2. Die Idee einer Sprach‐Dominanz widerspiegelt eine allgemeine Übereinstimmung unter Forschern darin,
dass Sing‐ oder Lied‐Erwerb in folgender Reihenfolge verläuft: Zunächst erscheinen die Wörter, dann der
Rhythmus, dann die Kontur, und schließlich die genauen Intervalle (vgl. z.B. Hargreaves, 1986; Davidson,
1985; Davidson et al., 1981; Moog, 1968; Schwan, 1955; Welch, 1986, 1998).
3. Die Melodie‐Kontur‐Theorien fokussieren die Phrase als Einheit und dabei den Tonhöhenverlauf. Dowling
(z.B. 1988) beschreibt den Gang der Entwicklung als zunehmend komplexer werdende Organisation der
Phrasen, und er betont die Rolle der Melodie‐Kontur als Baustein der musikalischen
Informationsverarbeitung. Davidson's (1985, 1994) Theorie konzentriert sich auf das ‚Kontur Schema‘, d.h. auf
den Umfang vom höchsten zum tiefsten Ton einer gesungenen Phrase. Er beschreibt die Entwicklung als
einen mit dem Alter zunehmenden Tonhöhen‐Umfang der Phrasen. Sie beginnt mit der kleinen Terz, Quarte
usw., und erreicht im Alter von 6 oder 7 Jahren den Umfang einer Sexte.

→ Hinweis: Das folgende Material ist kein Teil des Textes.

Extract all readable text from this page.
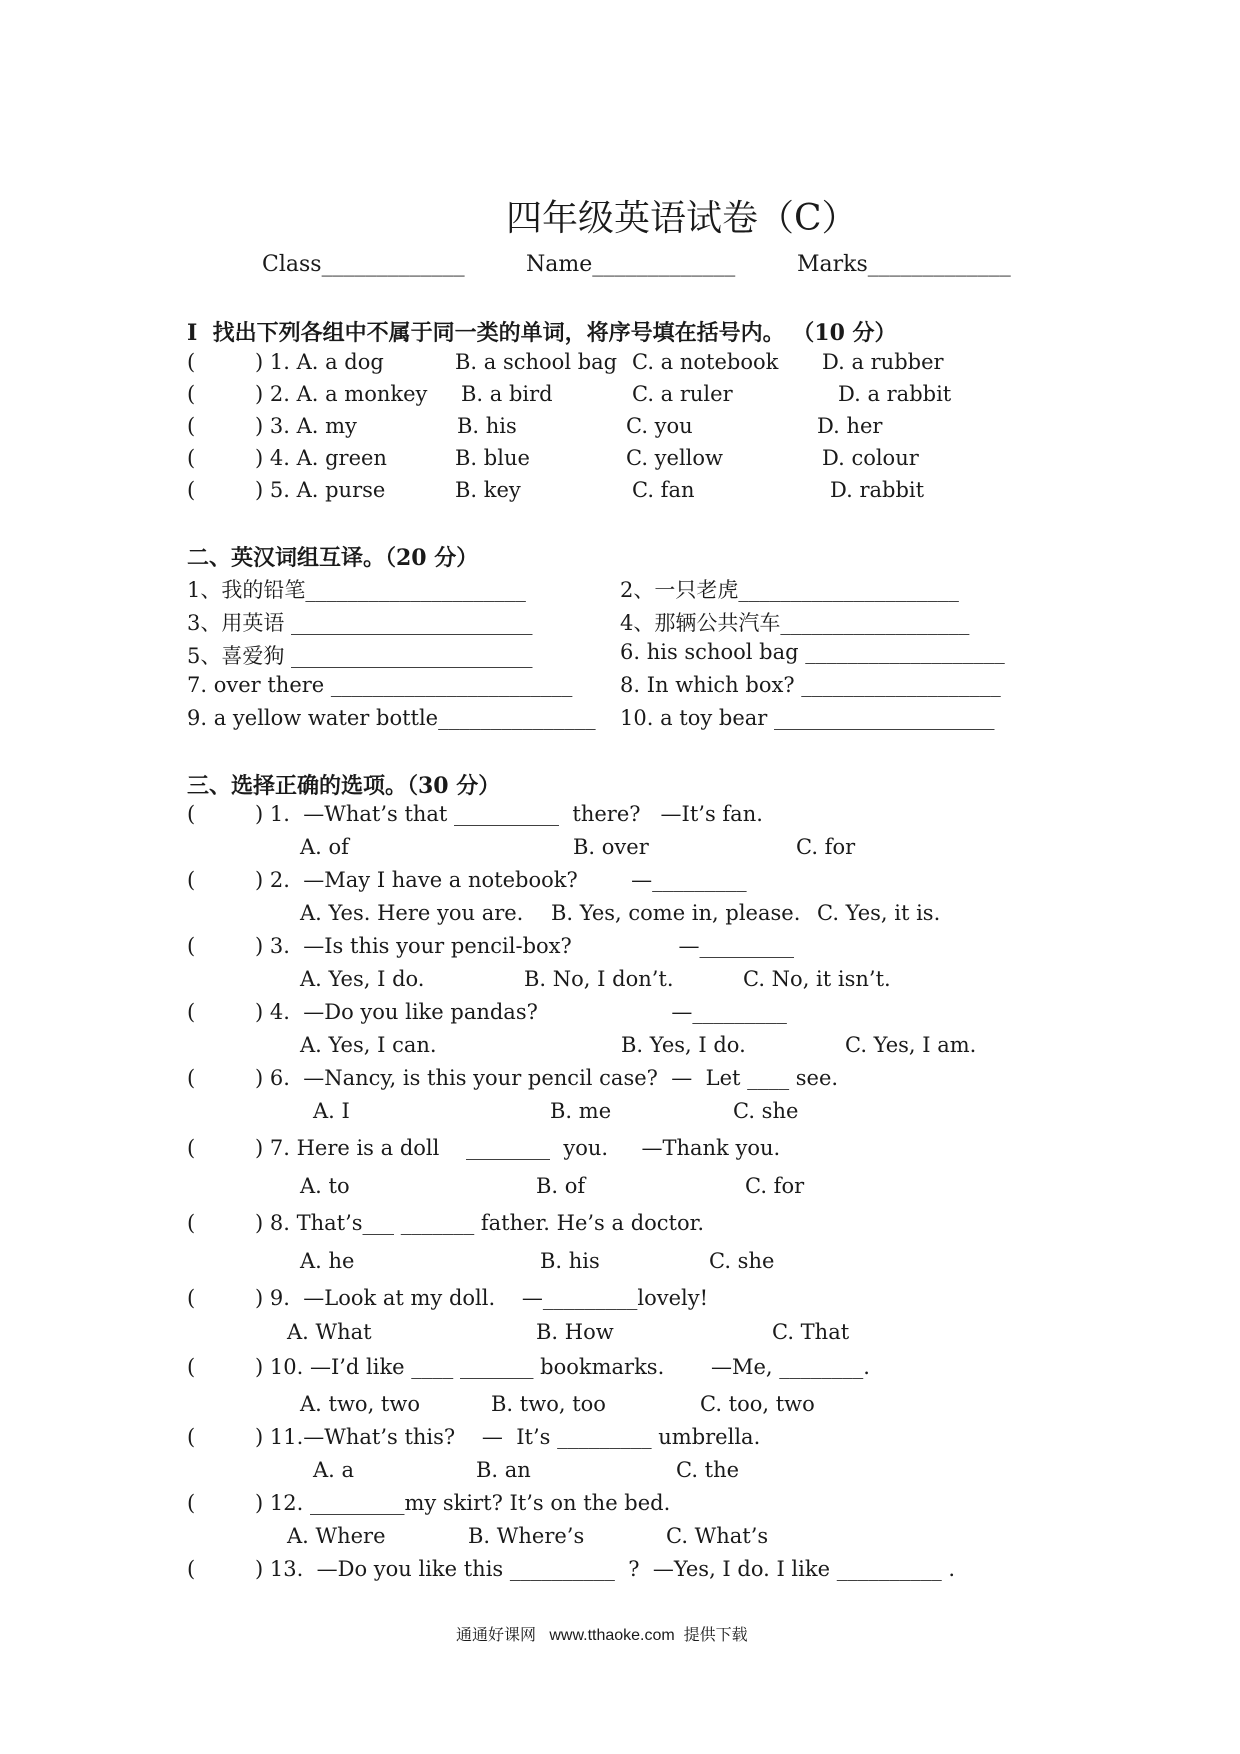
四年级英语试卷（C）
Class_____________	Name_____________	Marks_____________
I  找出下列各组中不属于同一类的单词，将序号填在括号内。 （10 分）
(	) 1. A. a dog	B. a school bag C. a notebook D. a rubber
(	) 2. A. a monkey B. a bird	C. a ruler	D. a rabbit
(	) 3. A. my	B. his	C. you	D. her
(	) 4. A. green	B. blue	C. yellow	D. colour
(	) 5. A. purse	B. key	C. fan	D. rabbit
二、英汉词组互译。（20 分）
1、我的铅笔_____________________	2、一只老虎_____________________
3、用英语 _______________________	4、那辆公共汽车__________________
5、喜爱狗 _______________________	6. his school bag ___________________
7. over there _______________________ 8. In which box? ___________________
9. a yellow water bottle_______________ 10. a toy bear _____________________
三、选择正确的选项。（30 分）
(	) 1.  —What’s that __________  there?   —It’s fan.
A. of	B. over	C. for
(	) 2.  —May I have a notebook?        —_________
A. Yes. Here you are. B. Yes, come in, please. C. Yes, it is.
(	) 3.  —Is this your pencil-box?                —_________
A. Yes, I do.	B. No, I don’t.	C. No, it isn’t.
(	) 4.  —Do you like pandas?                    —_________
A. Yes, I can.	B. Yes, I do.	C. Yes, I am.
(	) 6.  —Nancy, is this your pencil case?  —  Let ____ see.
A. I	B. me	C. she
(	) 7. Here is a doll    ________  you.     —Thank you.
A. to	B. of	C. for
(	) 8. That’s___ _______ father. He’s a doctor.
A. he	B. his	C. she
(	) 9.  —Look at my doll.    —_________lovely!
A. What	B. How	C. That
(	) 10. —I’d like ____ _______ bookmarks.       —Me, ________.
A. two, two	B. two, too	C. too, two
(	) 11.—What’s this?    —  It’s _________ umbrella.
A. a	B. an	C. the
(	) 12. _________my skirt? It’s on the bed.
A. Where	B. Where’s	C. What’s
(	) 13.  —Do you like this __________  ?  —Yes, I do. I like __________ .
通通好课网   www.tthaoke.com  提供下载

Es wird hier nur kurz auf drei Kritikpunkte eingegangen:
A) Detaillierte Analysen von Singen können mit Bezug auf musikalische Intervalle weder eine invariable
Reihenfolge noch Universalien (z.B. Nattiez, 1977), noch eine Bevorzugung der pentatonischen Skala
bestätigen. Intervalle erweisen sich als unangemessen, um Singen zu analysieren und zu beschreiben, denn
Abweichungen bleiben aufgrund der kategoriellen Wahrnehmung (Siegel & Siegel, 1977a, 1977b) unbemerkt,
oder sie werden aus ästhetischen Gründen toleriert (Seashore, 1938). Um zu vermeiden, einer
ethnozentrischen Sicht zugunsten des abendländischen Tonsystems zu verfallen, ist es notwendig, Gesang so
differenziert zu beschreiben, dass auch nicht abendländisches und präkonventionelles oder von Normen
abweichendes Singen erfasst werden kann. Computer unterstützte Analyse‐Methoden bieten die Möglichkeit,
das kulturell geprägte Hören zu kontrollieren und zu objektivieren (vgl. Stadler Elmer & Elmer, 2000).
B) Öfters wird versucht, den Gang der Sing‐Entwickung zu formalisieren, indem eine additive Reihenfolge von
musikalischen Intervallen mit dem Lebensalter kombiniert wird (z.B. Werner, 1917; Kube, 1958; Davidson,
1985, 1994). Laut diesen Theorien wäre es möglich zu sagen, in welchem Alter welche Intervalle im kindlichen
Singen anwesend oder abwesend sind. Gemäß Davidson, beispielsweise, würde ein junges Kinds jedes Lied
mit großen Intervallen auf die seinem Alter entsprechenden Kontur‐Schema (Umfang) reduzieren.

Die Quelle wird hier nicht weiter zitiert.